Groves couldn't admit it, but he knew full well that he NEEDED Oppenheimer; military rank meant NOTHING in the world of theoretical physicists. Oppie was a necessary interface between the two worlds he had to straddle.
Again... I have to fault the script on this, and for the same reason.
In reality, Groves already OWNED Oppie; if he didn't, Oppie would never have been chosen for the post in the first place. History tells of MANY cases where other scientists, some as stellar as Oppenheimer, simply walked away from Groves recruitment efforts. At one point Groves was so desperate that he proposed DRAFTING the physicists he needed!
Groves attempts in the film to maneuver and control Oppie were UNNECESSARY... they only exist here as a dramatic device which indeed helps make the atmosphere of the film quite ugly.
Kusak's "Michael Merriman" is a composite of several real characters, but they're from a different time frame. Several research accidents similar to the one depicted happened in POSTWAR weapons research.
Merriman's radiation overdose creates another ugliness in the film, but one which is, IMHO, necessary, and pretty accurate. People with weak stomachs will have a hard time handling the hospital sequences; they're all TOO real.

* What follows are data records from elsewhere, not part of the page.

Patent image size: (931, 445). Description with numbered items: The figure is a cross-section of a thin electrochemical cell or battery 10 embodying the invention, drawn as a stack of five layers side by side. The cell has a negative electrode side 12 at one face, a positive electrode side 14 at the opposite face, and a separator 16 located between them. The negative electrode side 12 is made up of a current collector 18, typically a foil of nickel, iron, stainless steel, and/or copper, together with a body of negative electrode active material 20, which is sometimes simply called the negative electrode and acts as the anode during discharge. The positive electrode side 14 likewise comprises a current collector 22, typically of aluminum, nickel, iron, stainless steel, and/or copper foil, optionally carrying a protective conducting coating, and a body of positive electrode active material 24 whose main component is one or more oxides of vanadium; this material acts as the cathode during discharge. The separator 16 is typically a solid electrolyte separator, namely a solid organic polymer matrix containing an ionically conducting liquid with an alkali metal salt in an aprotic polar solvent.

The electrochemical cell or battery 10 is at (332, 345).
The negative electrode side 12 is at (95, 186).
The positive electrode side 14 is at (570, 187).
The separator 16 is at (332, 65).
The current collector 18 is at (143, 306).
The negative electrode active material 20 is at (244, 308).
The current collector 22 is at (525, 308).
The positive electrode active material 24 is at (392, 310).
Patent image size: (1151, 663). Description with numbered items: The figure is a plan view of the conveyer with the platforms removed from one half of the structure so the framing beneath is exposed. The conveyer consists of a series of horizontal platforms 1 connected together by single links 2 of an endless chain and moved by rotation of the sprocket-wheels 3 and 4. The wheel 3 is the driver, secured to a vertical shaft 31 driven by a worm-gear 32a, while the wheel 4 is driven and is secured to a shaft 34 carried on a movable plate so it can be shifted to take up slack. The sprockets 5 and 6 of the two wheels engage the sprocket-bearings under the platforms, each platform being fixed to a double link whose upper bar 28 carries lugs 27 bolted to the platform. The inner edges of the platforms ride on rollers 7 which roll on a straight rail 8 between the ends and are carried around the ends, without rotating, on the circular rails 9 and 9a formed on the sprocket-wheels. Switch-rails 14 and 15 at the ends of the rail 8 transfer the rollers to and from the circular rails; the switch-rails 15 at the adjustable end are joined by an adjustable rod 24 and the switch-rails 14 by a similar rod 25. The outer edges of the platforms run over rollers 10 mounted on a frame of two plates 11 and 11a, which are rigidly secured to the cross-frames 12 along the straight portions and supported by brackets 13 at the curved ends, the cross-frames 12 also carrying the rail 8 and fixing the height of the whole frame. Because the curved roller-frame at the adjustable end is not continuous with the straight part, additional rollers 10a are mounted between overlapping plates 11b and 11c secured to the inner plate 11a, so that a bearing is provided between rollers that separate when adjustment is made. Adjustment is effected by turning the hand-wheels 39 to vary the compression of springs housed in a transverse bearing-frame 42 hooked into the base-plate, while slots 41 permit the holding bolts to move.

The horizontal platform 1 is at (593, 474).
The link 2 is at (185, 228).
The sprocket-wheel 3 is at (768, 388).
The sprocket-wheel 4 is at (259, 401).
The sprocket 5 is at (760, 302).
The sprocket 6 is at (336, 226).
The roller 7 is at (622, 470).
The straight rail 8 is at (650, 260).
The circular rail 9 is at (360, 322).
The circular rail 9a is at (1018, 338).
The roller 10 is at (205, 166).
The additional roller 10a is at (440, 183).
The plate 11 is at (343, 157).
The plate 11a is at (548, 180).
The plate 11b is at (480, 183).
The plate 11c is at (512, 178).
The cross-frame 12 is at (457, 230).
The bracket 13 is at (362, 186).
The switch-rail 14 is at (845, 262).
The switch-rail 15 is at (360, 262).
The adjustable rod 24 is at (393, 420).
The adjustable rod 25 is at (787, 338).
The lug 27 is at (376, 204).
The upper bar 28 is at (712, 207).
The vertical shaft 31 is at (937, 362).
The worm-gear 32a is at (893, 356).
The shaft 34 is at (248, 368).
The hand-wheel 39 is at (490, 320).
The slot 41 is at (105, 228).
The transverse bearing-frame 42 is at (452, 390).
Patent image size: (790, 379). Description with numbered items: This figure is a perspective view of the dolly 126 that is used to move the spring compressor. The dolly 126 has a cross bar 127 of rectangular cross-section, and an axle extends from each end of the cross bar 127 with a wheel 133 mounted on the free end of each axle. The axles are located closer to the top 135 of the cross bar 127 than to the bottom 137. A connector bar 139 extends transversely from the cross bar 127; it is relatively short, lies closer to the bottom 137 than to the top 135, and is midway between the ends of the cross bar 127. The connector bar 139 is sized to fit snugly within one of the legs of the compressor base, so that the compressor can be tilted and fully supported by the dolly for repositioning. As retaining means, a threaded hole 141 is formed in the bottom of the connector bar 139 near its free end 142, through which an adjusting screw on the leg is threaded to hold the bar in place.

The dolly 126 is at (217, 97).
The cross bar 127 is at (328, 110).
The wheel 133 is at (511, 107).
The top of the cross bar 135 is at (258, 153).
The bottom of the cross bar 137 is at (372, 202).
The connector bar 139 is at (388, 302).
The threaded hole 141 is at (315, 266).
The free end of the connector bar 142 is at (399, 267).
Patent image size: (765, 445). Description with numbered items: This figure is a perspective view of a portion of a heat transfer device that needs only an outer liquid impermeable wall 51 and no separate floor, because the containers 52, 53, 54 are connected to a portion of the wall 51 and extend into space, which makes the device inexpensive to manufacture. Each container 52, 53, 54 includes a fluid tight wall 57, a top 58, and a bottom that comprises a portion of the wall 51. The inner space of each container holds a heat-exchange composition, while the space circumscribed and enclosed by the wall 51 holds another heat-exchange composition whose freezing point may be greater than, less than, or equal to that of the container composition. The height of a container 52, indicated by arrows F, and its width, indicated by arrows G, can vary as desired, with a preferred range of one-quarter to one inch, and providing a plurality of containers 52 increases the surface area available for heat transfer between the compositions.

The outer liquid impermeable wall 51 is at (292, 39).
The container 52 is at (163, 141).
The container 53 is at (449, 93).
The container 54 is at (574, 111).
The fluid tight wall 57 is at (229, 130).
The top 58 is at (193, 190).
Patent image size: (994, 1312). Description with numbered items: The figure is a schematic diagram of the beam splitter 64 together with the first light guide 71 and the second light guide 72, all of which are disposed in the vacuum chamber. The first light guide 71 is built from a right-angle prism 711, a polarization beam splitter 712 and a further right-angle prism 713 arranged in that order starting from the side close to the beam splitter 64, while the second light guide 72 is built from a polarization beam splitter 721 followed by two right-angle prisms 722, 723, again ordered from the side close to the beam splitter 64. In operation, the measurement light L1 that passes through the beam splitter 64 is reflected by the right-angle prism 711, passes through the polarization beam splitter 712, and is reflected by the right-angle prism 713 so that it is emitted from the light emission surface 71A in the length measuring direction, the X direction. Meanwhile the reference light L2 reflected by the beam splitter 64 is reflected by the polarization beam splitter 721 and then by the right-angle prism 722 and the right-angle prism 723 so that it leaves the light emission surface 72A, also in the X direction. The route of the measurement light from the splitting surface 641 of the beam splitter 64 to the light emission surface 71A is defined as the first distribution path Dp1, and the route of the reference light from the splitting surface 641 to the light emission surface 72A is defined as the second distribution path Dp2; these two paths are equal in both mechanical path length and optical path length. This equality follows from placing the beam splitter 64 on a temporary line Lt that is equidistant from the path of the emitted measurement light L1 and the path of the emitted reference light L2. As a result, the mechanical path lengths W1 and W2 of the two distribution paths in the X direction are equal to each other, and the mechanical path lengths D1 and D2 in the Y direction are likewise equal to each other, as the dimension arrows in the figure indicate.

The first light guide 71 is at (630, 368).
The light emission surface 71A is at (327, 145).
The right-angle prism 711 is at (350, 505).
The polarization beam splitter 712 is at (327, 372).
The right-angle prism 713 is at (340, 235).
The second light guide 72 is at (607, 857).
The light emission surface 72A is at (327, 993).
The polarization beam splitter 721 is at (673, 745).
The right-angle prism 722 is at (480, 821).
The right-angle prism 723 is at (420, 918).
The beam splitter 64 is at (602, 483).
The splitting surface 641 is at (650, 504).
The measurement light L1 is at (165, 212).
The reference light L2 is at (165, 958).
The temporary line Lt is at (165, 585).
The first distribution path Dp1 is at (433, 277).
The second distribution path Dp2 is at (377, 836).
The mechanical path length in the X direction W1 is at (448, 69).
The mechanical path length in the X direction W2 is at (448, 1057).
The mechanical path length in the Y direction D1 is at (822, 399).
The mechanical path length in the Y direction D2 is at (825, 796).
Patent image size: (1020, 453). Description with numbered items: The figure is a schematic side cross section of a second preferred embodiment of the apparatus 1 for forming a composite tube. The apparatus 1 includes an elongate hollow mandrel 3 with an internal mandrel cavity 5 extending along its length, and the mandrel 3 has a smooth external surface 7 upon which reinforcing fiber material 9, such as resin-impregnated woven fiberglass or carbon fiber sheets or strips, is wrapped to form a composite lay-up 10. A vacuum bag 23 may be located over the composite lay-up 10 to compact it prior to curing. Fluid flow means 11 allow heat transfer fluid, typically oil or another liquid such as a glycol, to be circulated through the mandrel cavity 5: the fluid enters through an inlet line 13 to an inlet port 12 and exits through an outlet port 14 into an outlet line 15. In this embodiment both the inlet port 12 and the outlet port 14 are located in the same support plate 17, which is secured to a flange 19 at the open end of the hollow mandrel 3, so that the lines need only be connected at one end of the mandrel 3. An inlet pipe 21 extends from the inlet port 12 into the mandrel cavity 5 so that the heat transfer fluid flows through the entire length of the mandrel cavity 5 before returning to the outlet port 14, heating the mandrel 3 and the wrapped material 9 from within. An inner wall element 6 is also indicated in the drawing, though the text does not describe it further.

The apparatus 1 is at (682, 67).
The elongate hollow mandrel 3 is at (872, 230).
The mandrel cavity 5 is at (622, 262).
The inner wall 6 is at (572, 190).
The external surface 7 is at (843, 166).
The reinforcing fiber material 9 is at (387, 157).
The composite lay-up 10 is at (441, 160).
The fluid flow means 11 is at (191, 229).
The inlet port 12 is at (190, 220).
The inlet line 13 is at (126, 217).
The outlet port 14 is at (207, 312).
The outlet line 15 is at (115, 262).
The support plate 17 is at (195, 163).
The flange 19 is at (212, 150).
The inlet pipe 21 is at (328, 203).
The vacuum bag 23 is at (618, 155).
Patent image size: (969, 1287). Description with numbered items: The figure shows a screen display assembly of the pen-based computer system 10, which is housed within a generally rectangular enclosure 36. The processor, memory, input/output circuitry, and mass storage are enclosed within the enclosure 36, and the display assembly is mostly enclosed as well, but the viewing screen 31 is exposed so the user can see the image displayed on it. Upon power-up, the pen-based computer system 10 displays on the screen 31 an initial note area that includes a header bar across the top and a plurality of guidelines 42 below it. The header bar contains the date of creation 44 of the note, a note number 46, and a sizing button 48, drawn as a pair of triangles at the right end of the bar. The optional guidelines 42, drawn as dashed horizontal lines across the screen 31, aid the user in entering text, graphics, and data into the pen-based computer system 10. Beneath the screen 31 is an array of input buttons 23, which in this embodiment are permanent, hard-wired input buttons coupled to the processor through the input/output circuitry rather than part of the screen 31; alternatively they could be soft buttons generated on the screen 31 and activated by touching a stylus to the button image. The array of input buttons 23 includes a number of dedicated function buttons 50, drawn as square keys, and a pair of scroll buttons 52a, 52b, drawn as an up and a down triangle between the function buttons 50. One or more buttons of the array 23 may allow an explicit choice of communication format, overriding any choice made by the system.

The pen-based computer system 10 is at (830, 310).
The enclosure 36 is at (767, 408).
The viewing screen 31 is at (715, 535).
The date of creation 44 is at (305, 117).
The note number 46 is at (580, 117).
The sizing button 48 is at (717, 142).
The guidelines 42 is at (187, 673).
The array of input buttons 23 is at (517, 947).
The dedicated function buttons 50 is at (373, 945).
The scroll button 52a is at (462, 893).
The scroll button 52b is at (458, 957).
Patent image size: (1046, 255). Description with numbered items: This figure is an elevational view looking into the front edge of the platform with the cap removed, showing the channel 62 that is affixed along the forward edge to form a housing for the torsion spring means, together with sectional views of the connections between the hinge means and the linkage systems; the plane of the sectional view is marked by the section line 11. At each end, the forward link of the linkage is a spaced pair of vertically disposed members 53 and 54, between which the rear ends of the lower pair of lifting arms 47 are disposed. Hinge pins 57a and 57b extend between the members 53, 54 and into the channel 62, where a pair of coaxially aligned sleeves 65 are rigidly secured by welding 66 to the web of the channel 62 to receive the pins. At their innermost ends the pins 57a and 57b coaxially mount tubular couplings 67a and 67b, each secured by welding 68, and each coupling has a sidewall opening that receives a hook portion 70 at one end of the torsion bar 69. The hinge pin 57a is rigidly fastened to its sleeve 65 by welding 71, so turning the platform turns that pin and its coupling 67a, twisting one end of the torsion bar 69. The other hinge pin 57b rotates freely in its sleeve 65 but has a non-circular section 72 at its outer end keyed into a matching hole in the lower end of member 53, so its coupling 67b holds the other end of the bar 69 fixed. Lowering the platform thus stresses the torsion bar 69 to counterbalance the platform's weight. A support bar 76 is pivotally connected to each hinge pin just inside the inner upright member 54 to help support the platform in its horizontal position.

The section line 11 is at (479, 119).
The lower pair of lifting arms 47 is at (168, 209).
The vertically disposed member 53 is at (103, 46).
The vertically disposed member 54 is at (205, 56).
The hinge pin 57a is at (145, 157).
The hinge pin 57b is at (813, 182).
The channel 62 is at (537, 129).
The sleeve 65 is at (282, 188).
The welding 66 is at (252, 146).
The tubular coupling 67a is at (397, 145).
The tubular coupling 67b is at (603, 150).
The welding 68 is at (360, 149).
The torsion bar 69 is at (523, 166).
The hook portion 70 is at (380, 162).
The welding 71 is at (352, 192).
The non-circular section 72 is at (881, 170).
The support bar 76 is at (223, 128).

The main idea that comes across, but not strongly enough IMHO, is the big truth of the Los Alamos experience. The scientists who signed on were young, idealistic and naive as well as talented. Most were on their first excursion out of the shelter of the campus. To them the project was a patriotic adventure that allowed them to practice experimental physics on a large scale without the constraints of budgets or "excessive" bureaucratic oversight.
It was not only their brilliance, but their youthful exuberance that produced the atomic bomb.
There's plenty here to make the thoughtful viewer intensely uncomfortable about this movie. Just the same, if you filter out the Hollywood BS (there isn't that much of it really), this is probably a pretty accurate view of the inside of Manhattan Project.